Air Transat aurait profité de la grève d'Air Canada

Thomas Vernier
2025-08-26 13:15:37
Une action collective réclame des millions pour « prix abusifs et excessifs » que la compagnie aurait facturés aux passagers en détresse. Les avocats?

Une action collective allègue qu'Air Transat a exploité de manière « honteuse » la grève d'Air Canada en août 2025, facturant des prix « gonflés, excessifs et abusifs » aux passagers coincés, selon une poursuite que les demandeurs ont déposée à la Cour supérieure du Québec le 21 août.
Les cabinets LPC Avocats et Renno Vathilakis Inc. ont déposé cette requête, alléguant qu'Air Transat a « traité le conflit de travail d'Air Canada comme sa piñata personnelle » en augmentant ses tarifs à la minute pour « presser le maximum d'argent » des voyageurs vulnérables.
Les avocats Joey Zukran (LPC Avocats) et Michael Vathilakis (Renno Vathilakis Inc.) présenteront la demande d'autorisation devant la Cour supérieure du Québec à une date que le tribunal fixera. Air Transat n'a pas encore répondu publiquement à ces allégations.
L'affaire emblématique concerne Carol, qui aurait payé 5 355,52$ pour deux billets aller simple de Barcelone à Montréal le 16 août 2025 – soit près du double du prix de ses billets aller-retour initiaux Montréal-Rome-Barcelone-Montréal (2 784,62$) qu'elle avait achetés avec Air Canada.
« Cinq fois plus cher » qu'Air Canada pour un service inférieur
Les demandeurs dénoncent une disproportion « grotesque » entre les prix que la compagnie aurait facturés et le service offert. Selon la demande, Air Transat aurait chargé « 5 fois plus » qu'Air Canada pour des billets économiques, alors que ses avions « n'ont même pas le wi-fi et sont beaucoup moins confortables ».
« Aucune personne raisonnable n'aurait payé ce montant pour voyager avec Air Transat », affirme la requête. « La seule raison pour laquelle Air Transat a pu gonfler ses prix est que la demanderesse et les membres du groupe se trouvaient coincés à cause du conflit de travail d'Air Canada. »
Les demandeurs soutiennent que ces pratiques violeraient l'article 8 de la Loi sur la protection du consommateur ainsi que les articles 7 et 1437 du Code civil du Québec concernant la bonne foi et les clauses abusives.
Une exploitation systémique dénoncée
L'action collective vise « toutes les personnes dans le monde qui ont réservé un vol avec Air Transat depuis le 14 août 2025 et qui ont payé un prix gonflé ou excessif par rapport aux prix historiquement chargés par Air Transat pour des itinéraires similaires ».

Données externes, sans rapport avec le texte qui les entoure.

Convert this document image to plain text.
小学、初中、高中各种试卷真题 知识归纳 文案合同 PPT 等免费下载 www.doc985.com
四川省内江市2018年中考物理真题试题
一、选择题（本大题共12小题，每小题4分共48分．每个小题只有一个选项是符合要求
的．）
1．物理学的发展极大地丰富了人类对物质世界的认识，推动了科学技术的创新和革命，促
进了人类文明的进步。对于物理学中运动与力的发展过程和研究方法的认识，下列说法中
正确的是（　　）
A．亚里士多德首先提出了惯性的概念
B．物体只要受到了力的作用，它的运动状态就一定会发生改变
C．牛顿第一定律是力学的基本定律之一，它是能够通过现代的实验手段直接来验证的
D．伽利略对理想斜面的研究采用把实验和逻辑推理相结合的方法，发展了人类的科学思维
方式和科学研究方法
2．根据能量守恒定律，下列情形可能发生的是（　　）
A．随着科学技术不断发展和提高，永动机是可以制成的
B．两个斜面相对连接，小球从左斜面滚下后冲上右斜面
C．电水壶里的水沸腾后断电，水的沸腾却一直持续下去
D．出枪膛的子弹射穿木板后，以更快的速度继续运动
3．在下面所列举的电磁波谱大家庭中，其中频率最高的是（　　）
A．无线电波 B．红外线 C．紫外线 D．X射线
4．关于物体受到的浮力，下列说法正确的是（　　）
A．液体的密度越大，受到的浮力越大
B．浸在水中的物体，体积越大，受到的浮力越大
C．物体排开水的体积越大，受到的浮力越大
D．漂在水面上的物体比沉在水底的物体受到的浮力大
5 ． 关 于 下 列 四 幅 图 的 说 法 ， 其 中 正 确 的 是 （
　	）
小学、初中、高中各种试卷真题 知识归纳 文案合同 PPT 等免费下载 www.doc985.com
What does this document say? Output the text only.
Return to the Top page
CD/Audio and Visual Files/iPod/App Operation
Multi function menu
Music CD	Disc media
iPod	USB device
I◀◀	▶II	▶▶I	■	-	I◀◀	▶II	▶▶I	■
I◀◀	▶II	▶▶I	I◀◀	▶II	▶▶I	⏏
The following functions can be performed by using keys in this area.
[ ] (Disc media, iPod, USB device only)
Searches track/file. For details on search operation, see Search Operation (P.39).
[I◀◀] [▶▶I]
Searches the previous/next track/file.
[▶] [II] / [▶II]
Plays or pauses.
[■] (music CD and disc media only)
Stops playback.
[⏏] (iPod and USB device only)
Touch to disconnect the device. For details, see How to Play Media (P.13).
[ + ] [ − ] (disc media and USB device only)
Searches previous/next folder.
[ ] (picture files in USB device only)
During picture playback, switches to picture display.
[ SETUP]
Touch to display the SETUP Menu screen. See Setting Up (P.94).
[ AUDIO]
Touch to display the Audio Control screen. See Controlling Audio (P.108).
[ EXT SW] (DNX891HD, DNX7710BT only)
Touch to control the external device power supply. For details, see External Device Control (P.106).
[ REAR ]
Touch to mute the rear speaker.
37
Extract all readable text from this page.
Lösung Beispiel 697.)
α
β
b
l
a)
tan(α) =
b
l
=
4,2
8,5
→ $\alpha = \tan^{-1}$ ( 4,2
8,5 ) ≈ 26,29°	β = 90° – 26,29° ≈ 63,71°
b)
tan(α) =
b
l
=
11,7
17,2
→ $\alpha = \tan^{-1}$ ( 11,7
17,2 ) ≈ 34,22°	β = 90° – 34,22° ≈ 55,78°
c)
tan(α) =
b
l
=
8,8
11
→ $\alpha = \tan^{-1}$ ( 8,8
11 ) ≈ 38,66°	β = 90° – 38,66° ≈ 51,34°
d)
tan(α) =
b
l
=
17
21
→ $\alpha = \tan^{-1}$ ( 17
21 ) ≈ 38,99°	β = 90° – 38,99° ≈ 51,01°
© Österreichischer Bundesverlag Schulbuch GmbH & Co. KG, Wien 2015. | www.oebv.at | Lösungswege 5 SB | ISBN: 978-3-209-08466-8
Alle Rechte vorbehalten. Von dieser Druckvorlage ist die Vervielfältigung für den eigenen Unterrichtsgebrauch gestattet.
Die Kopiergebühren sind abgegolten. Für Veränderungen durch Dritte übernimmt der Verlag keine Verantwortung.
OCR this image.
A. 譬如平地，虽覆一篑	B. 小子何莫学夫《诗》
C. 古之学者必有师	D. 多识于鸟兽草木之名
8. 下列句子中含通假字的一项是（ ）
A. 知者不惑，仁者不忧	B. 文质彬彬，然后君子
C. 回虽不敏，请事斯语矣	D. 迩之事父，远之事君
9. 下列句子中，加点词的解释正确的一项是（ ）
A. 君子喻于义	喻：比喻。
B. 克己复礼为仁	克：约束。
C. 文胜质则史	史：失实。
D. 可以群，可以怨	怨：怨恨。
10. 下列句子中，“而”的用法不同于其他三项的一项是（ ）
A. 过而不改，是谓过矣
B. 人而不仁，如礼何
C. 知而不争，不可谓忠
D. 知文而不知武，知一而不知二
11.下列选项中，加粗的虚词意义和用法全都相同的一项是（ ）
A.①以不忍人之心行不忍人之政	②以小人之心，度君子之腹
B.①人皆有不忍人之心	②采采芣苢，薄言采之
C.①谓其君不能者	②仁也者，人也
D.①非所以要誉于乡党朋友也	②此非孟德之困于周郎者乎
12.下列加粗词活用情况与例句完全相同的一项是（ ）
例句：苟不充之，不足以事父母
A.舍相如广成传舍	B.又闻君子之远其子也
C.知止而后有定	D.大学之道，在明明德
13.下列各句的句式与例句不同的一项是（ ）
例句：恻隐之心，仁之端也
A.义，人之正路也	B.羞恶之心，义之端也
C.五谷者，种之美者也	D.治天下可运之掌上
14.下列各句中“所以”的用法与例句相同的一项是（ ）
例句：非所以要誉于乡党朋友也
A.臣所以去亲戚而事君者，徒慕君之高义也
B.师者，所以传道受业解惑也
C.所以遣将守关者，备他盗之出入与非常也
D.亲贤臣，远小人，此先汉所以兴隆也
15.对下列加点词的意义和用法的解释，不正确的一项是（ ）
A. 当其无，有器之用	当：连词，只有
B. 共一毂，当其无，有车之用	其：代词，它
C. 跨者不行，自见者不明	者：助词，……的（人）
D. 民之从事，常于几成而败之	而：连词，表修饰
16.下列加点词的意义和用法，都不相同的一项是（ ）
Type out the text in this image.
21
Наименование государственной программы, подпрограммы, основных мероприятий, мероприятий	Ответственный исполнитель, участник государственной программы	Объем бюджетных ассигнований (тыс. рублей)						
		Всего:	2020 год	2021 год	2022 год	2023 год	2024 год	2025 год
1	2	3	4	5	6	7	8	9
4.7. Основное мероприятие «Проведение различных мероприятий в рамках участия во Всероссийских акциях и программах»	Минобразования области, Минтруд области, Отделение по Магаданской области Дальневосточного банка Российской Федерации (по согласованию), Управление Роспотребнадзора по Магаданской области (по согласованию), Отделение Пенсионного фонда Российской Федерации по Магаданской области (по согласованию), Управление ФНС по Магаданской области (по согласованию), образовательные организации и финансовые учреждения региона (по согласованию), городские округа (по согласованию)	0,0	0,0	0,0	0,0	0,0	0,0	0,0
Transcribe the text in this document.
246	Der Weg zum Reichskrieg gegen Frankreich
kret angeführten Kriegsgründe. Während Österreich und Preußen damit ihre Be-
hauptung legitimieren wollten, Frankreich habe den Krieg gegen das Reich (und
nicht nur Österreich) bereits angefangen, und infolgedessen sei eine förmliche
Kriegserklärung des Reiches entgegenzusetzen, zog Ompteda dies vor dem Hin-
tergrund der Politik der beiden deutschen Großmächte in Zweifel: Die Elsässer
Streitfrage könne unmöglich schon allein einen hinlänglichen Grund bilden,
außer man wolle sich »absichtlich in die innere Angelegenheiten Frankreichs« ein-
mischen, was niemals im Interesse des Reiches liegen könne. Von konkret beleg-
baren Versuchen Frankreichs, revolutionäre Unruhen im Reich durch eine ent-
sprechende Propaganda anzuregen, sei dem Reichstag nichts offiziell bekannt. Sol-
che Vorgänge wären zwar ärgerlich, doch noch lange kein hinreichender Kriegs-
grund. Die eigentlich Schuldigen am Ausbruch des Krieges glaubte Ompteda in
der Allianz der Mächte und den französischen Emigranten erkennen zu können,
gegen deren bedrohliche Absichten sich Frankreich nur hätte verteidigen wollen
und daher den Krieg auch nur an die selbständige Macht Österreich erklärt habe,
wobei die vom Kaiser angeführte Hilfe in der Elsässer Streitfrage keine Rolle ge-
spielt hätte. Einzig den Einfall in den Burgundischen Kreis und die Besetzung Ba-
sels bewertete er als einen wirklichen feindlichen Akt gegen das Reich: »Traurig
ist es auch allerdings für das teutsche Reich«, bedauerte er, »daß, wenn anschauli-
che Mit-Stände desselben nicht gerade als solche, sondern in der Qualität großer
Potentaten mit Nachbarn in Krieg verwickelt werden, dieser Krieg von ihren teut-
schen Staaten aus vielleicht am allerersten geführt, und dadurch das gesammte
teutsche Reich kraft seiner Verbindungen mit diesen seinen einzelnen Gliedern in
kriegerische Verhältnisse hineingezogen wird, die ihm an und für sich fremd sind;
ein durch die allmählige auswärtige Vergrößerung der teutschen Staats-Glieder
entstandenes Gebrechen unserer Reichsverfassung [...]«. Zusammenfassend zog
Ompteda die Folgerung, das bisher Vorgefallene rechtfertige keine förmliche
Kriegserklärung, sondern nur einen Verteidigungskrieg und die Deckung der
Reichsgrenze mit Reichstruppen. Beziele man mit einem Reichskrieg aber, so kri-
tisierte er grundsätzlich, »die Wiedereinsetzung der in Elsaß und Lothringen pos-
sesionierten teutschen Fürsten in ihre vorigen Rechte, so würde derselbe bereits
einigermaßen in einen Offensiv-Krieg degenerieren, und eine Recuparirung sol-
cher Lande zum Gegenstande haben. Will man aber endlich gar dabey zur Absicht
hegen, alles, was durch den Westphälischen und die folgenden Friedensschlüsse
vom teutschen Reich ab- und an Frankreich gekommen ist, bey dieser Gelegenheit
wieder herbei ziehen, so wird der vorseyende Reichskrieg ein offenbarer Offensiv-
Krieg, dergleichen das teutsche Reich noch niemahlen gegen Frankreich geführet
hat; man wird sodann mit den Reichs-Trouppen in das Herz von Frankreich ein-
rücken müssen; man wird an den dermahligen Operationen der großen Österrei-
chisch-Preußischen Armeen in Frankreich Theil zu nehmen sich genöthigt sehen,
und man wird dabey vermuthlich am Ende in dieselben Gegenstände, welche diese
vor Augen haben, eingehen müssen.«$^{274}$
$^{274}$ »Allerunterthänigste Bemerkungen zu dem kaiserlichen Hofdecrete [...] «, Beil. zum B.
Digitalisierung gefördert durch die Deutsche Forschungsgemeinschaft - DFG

Les demandeurs estiment conservativement le nombre de membres du groupe « dans les dizaines de milliers », tous dispersés à travers le Canada et le monde.
Selon la demande, Air Transat aurait mis en place « une politique d'augmentation de prix pendant la crise » qui était « de mauvaise foi » et qui a touché tous les membres du groupe. Les coûts opérationnels de la compagnie n'avaient pas augmenté pendant la grève d'Air Canada pour justifier « une augmentation aussi grotesque des prix des billets d'avion dans tous leurs systèmes ».
Des dommages multiples réclamés
Les demandeurs sollicitent :
- Une réduction du prix payé selon l'article 272 de la Loi sur la protection du consommateur
- Des dommages-intérêts punitifs pour une conduite qu'ils qualifient d'« intentionnelle, hautaine, cupide et de mauvaise foi »
- Le remboursement des frais de bagages « bruts et exorbitants » que la compagnie aurait facturés en plus des tarifs abusifs
La requête fait référence à d'autres cas similaires, notamment des vols depuis d'autres villes européennes vers le Canada coûtant plus de 3 000$ le billet avec Air Transat, et cite un précédent de la Cour supérieure du Québec dans l'affaire Dumlao c. Fido Solutions inc. (2024 QCCS 558).
Un contexte de vulnérabilité exploité
Le cas de la demanderesse illustre la détresse des passagers : elle et son mari n'avaient plus suffisamment de médicaments pour prolonger leur séjour de six jours supplémentaires comme le proposait Air Canada suite aux annulations.
« Air Transat était très bien au courant » de cette situation et « a choisi de gonfler les prix et d'en tirer profit », allèguent les demandeurs dans les documents judiciaires.
La demande souligne qu'Air Transat « augmentait ses prix à la minute » pour maximiser ses profits pendant la crise, tout en sachant que les passagers « n'avaient aucun autre choix » pour rentrer chez eux.
Cette action collective survient dans la foulée de la grève des agents de bord d'Air Canada qui avait paralysé le transport aérien canadien à la mi-août 2025. Elle soulève la question de l'éthique commerciale des compagnies concurrentes en période de crise.